Landtagswahl in Hessen: Gehen CDU und SPD beide unter?

Wiesbaden - Landtagswahl in Hessen: Am heutigen Sonntag sind rund 4,4 Millionen Wahlberechtigte aufgerufen, ihre Stimme abzugeben.

Ministerpräsident Volker Bouffier (l., CDU) und sein SPD-Herausforderer Thorsten Schäfer-Gümbel müssen den Wahlausgang gleichermaßen fürchten (Fotomontage).
Ministerpräsident Volker Bouffier (l., CDU) und sein SPD-Herausforderer Thorsten Schäfer-Gümbel müssen den Wahlausgang gleichermaßen fürchten (Fotomontage).  © 123RF/DPA (Fotomontage)

Ob die amtierende schwarz-grüne Koalition im Amt bleiben kann, ist nach den Umfragen ungewiss. Das liegt vor allem an der Schwäche der CDU von Ministerpräsident Volker Bouffier, die genauso wie die SPD von Landeschef Thorsten Schäfer-Gümbel im Vergleich zur Landtagswahl 2013 rund zehn Prozentpunkte verlieren könnte.

Als großer Wahlgewinner gelten nach den Umfragen die Grünen mit ihrem Spitzenkandidaten Tarek Al-Wazir.

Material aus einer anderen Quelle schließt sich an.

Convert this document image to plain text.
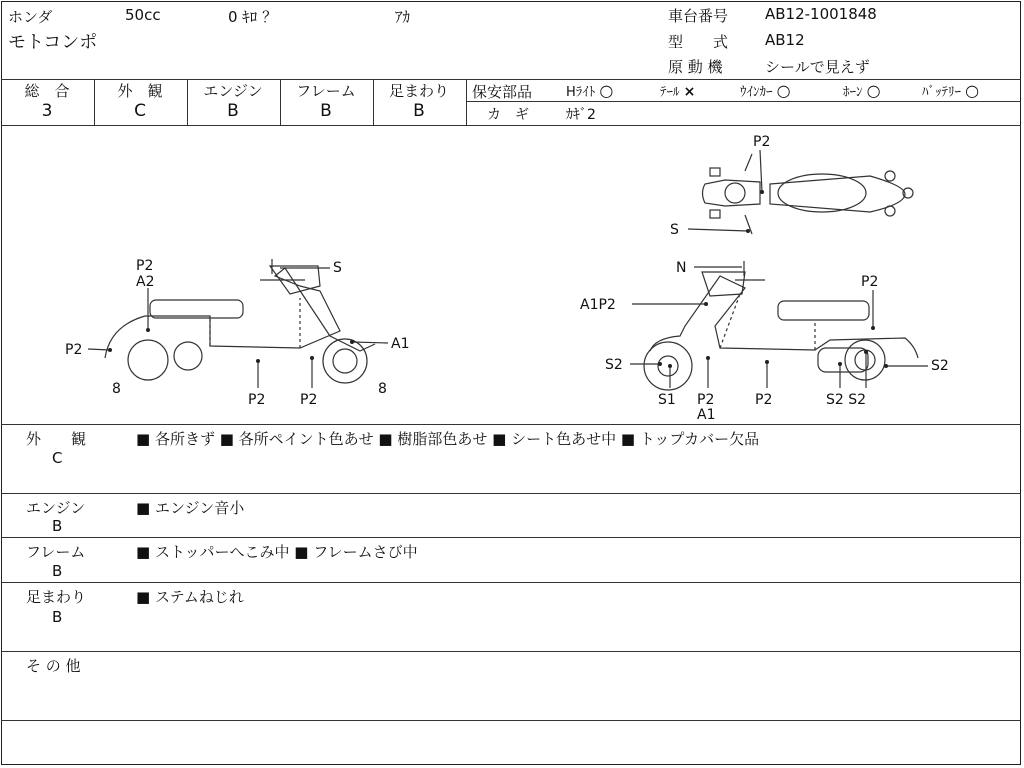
ホンダ	50cc	0 ｷﾛ ？	ｱｶ
モトコンポ
車台番号 AB12-1001848
型　　式 AB12
原 動 機	シールで見えず
総　合
3
外　観
C
エンジン
B
フレーム
B
足まわり
B
保安部品	Hﾗｲﾄ ○	ﾃｰﾙ ×	ｳｲﾝｶｰ ○	ﾎｰﾝ ○	ﾊﾞｯﾃﾘｰ ○
カ　ギ	ｶｷﾞ2
P2
S
P2
A2
S
P2	A1
8	8
P2 P2
N
P2
A1P2
S2	S2
S1 P2
A1
P2	S2 S2
外　　観
C
■ 各所きず ■ 各所ペイント色あせ ■ 樹脂部色あせ ■ シート色あせ中 ■ トップカバー欠品
エンジン
B
■ エンジン音小
フレーム
B
■ ストッパーへこみ中 ■ フレームさび中
足まわり
B
■ ステムねじれ
そ の 他
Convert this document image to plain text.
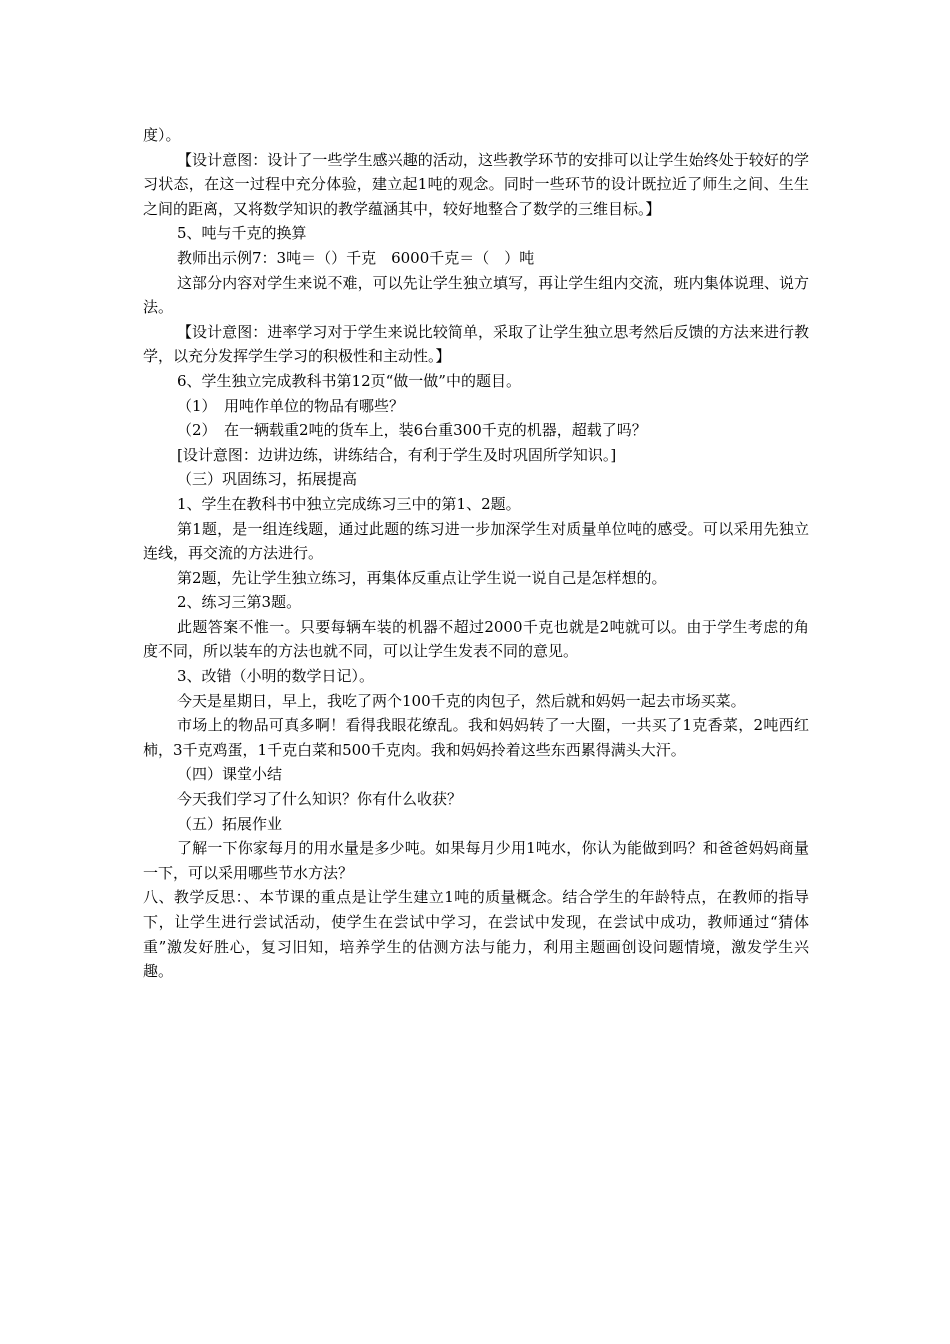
度）。

【设计意图：设计了一些学生感兴趣的活动，这些教学环节的安排可以让学生始终处于较好的学习状态，在这一过程中充分体验，建立起1吨的观念。同时一些环节的设计既拉近了师生之间、生生之间的距离，又将数学知识的教学蕴涵其中，较好地整合了数学的三维目标。】

5、吨与千克的换算

教师出示例7：3吨＝（）千克　6000千克＝（　）吨

这部分内容对学生来说不难，可以先让学生独立填写，再让学生组内交流，班内集体说理、说方法。

【设计意图：进率学习对于学生来说比较简单，采取了让学生独立思考然后反馈的方法来进行教学，以充分发挥学生学习的积极性和主动性。】

6、学生独立完成教科书第12页“做一做”中的题目。

（1）　用吨作单位的物品有哪些？

（2）　在一辆载重2吨的货车上，装6台重300千克的机器，超载了吗？

[设计意图：边讲边练，讲练结合，有利于学生及时巩固所学知识。]

（三）巩固练习，拓展提高

1、学生在教科书中独立完成练习三中的第1、2题。

第1题，是一组连线题，通过此题的练习进一步加深学生对质量单位吨的感受。可以采用先独立连线，再交流的方法进行。

第2题，先让学生独立练习，再集体反重点让学生说一说自己是怎样想的。

2、练习三第3题。

此题答案不惟一。只要每辆车装的机器不超过2000千克也就是2吨就可以。由于学生考虑的角度不同，所以装车的方法也就不同，可以让学生发表不同的意见。

3、改错（小明的数学日记）。

今天是星期日，早上，我吃了两个100千克的肉包子，然后就和妈妈一起去市场买菜。

市场上的物品可真多啊！看得我眼花缭乱。我和妈妈转了一大圈，一共买了1克香菜，2吨西红柿，3千克鸡蛋，1千克白菜和500千克肉。我和妈妈拎着这些东西累得满头大汗。

（四）课堂小结

今天我们学习了什么知识？你有什么收获？

（五）拓展作业

了解一下你家每月的用水量是多少吨。如果每月少用1吨水，你认为能做到吗？和爸爸妈妈商量一下，可以采用哪些节水方法？

八、教学反思：、本节课的重点是让学生建立1吨的质量概念。结合学生的年龄特点，在教师的指导下，让学生进行尝试活动，使学生在尝试中学习，在尝试中发现，在尝试中成功，教师通过“猜体重”激发好胜心，复习旧知，培养学生的估测方法与能力，利用主题画创设问题情境，激发学生兴趣。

Werden die Einbußen bei der Landtagswahl in Hessen sehr schmerzlich, dann könnte das bei beiden Parteien auf der Bundesebene Folgen haben. Sei es bei Personaldebatten um die Vorsitzenden Angela Merkel (CDU) und Andrea Nahles (SPD), oder sei es für die Zukunft der Berliner Groko.

Die Meinungsforscher sehen es als wahrscheinlich an, dass Hessen künftig von einem Dreierbündnis regiert wird.

Hier deutet vieles auf eine Jamaika-Koalition hin, die voraussichtlich eine stabilere Mehrheit hätte als beispielsweise ein Ampel-Bündnis unter SPD-Führung.

TAG24 berichtet in einem Live-Ticker über den Verlauf der Hessen-Wahl 2018.

Legislaturperiode endet 2019

Die Legislaturperiode des aktuellen Landtags in Wiesbaden (Archivbild) endet erst Anfang 2019.
Die Legislaturperiode des aktuellen Landtags in Wiesbaden (Archivbild) endet erst Anfang 2019.  © DPA/Arne Dedert

Der hessische Wahlkampf fiel in diesem Jahr besonders kurz und knackig aus. Erst nach der Bayern-Wahl Mitte Oktober nahm er spürbar an Fahrt auf.

Auch wenn die hessischen Parteien im Wahlkampf gezielt auf Landesthemen wie Bildung, Wohnungsnot und Infrastruktur setzten, überlagerte bis zuletzt die Bundespolitik und der Dauerstreit in der Berliner GroKo die Diskussionen.

Für Montag sind schon erste Gremiensitzungen der Fraktionen und Parteien zur Wahlnachlese terminiert. Beobachter rechnen damit, dass es – je nach Wahlergebnis – eine wochenlange Phase von Sondierungsgesprächen und Koalitionsgesprächen in Hessen geben wird.

Die Zeit wäre da: Die Legislaturperiode endet erst 2019, die konstituierende Sitzung des Landtag ist am 18. Januar geplant.

Reform der Landesverfassung

Neben der Sitzverteilung im Parlament wird auch über eine Reform der hessischen Verfassung abgestimmt.
Neben der Sitzverteilung im Parlament wird auch über eine Reform der hessischen Verfassung abgestimmt.  © DPA/Arne Dedert

Die Hessen stimmen am Sonntag zeitgleich zur Landtagswahl auch über eine Reform ihrer Landesverfassung ab.

Insgesamt geht es um 15 Änderungen, über die einzeln abgestimmt wird. Die Wähler können die Änderungen im Ganzen ablehnen oder annehmen, sich bei einzelnen Punkten aber auch anders entscheiden.

Die Auszählung wird daher Zeit in Anspruch nehmen, am Sonntagabend wird daher höchstens mit einem Zwischenergebnis gerechnet. Der Landeswahlleiter geht davon aus, dass das Ergebnis am Montagabend oder sogar erst am Dienstag vorliegt.

Die 1946 in Kraft getretene hessische Landesverfassung ist die älteste in Deutschland. Unter anderem enthält sie noch die Todesstrafe, die durch das Grundgesetz aber längst außer Kraft gesetzt ist.

Diese Passage soll nun gestrichen werden, bei den anderen Änderungsvorschlägen geht es unter anderem um die Förderung des Ehrenamts, der Gleichberechtigung von Mann und Frau sowie der Stärkung von Kinderrechten.